May 11, 2018

On 1 March 2018, Justice Mullins of the Brisbane Supreme Court, dismissed an application seeking a declaration that Insurer paid rehabilitation had to be added to an offer of settlement. This case has implications for insurers to consider when making offers. 

Background

The Applicant made a claim for personal injuries after being involved in a motor vehicle accident on 4 December 2015. 

During the claim, the insurer had paid out $22,318.11 in rehabilitation under its legislative obligations. 

On 18 January 2018, the Insurer made a Mandatory Final Offer of $53,000.00 plus regulation costs fixed at $3,600.00, exclusive of rehabilitation, paid by the Insurer for $22,318.11. 

The Applicant’s solicitors advised the Insurer that they believed the Insurer’s offer had been incorrectly framed. That is, the Insurer’s offer was effectively $75,318.11 (i.e. the insurer’s stated offer plus rehabilitation). That distinction was important because it would mean that the Insurer was responsible for standard basis costs rather than regulation costs fixed at $3,600.00.  

The Insurer disputed that this was the case. 

On 1 February 2018, the Applicant’s solicitors wrote to the Insurer and advised them that they accepted the Insurers offer on the understanding that it was for $75,318.11 plus costs. They also indicated that if their position was not accepted by the Insurer, then they would be making an Application to the Court.

Finding

Justice Mullins dismissed the Applicant’s Application for a declaration that the Insurer’s Mandatory Final Offer be framed as $75,318.11 plus costs. 

In coming to that decision, Justice Mullins had regard to the fact that the Insurer had not given notice under section 51 (4) of the Act. Section 51 (4) of the Act provides that if an Insurer intends for a Court to take the cost of rehabilitation paid by them into account, then they must give Claimants written notice of that intention.

Justice Mullins also had regard to section 51 (9) and section 51 (9A) of the Act. Section 51 (9) provides that rehabilitation costs can only be taken into account if the Insurer has granted a notice under section 51 (4) of the Act. Section 51 (9A) provides guidance on how rehabilitation costs should be taken into account where notice has been provided. 

Her Honour found that the Applicant could not succeed because the Insurer had not given notice pursuant to section 51 (4) of the Act. The Applicant’s position was also contrary to Justice Applegarth’s analysis of section 51 (4) of the Act in Aldridge v Allianz Australia Insurance Limited [2009] QSC 257. 
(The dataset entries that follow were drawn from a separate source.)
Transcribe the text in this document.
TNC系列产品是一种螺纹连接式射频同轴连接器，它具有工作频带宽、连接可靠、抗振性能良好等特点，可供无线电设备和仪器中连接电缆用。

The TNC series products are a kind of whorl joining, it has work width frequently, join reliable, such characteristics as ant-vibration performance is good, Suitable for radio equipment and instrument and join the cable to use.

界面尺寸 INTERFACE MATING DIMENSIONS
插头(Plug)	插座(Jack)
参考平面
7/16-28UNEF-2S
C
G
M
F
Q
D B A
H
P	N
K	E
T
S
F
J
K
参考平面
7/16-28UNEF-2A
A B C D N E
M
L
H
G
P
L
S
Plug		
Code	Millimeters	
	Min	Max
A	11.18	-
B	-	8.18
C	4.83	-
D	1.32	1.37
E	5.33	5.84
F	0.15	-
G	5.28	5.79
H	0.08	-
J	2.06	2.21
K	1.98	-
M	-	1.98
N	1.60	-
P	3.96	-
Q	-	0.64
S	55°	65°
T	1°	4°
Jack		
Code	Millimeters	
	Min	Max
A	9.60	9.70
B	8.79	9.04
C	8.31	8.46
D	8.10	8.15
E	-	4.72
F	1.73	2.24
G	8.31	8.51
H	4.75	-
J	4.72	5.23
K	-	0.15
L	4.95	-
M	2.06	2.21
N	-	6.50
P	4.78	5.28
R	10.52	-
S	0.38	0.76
Justice Mullins awarded the Insurer their costs of the Application on the basis that the answer to the Applicant’s issue was set out in section 51 (4) of the Act and the decision of Aldridge.   

What can we take away from this case?

Whenever you are making an offer, it is essential to determine whether notice has been given under section 51 (4) of the Act. 

If you have given notice under section 51 (4), then you will need to have regard to whether the rehabilitation paid will push your offer into the plus costs category. 

Conversely, if notice has not been given under section 51 (4), then the rehabilitation paid will not affect your offers. However, should the matter proceed to Trial then you will not be able to seek a reduction in damages for rehabilitation paid. 

Thus, whether you give notice under section 51 (4) will be a matter that you will need to consider on a case by case basis, weighing up the pros and cons of doing so.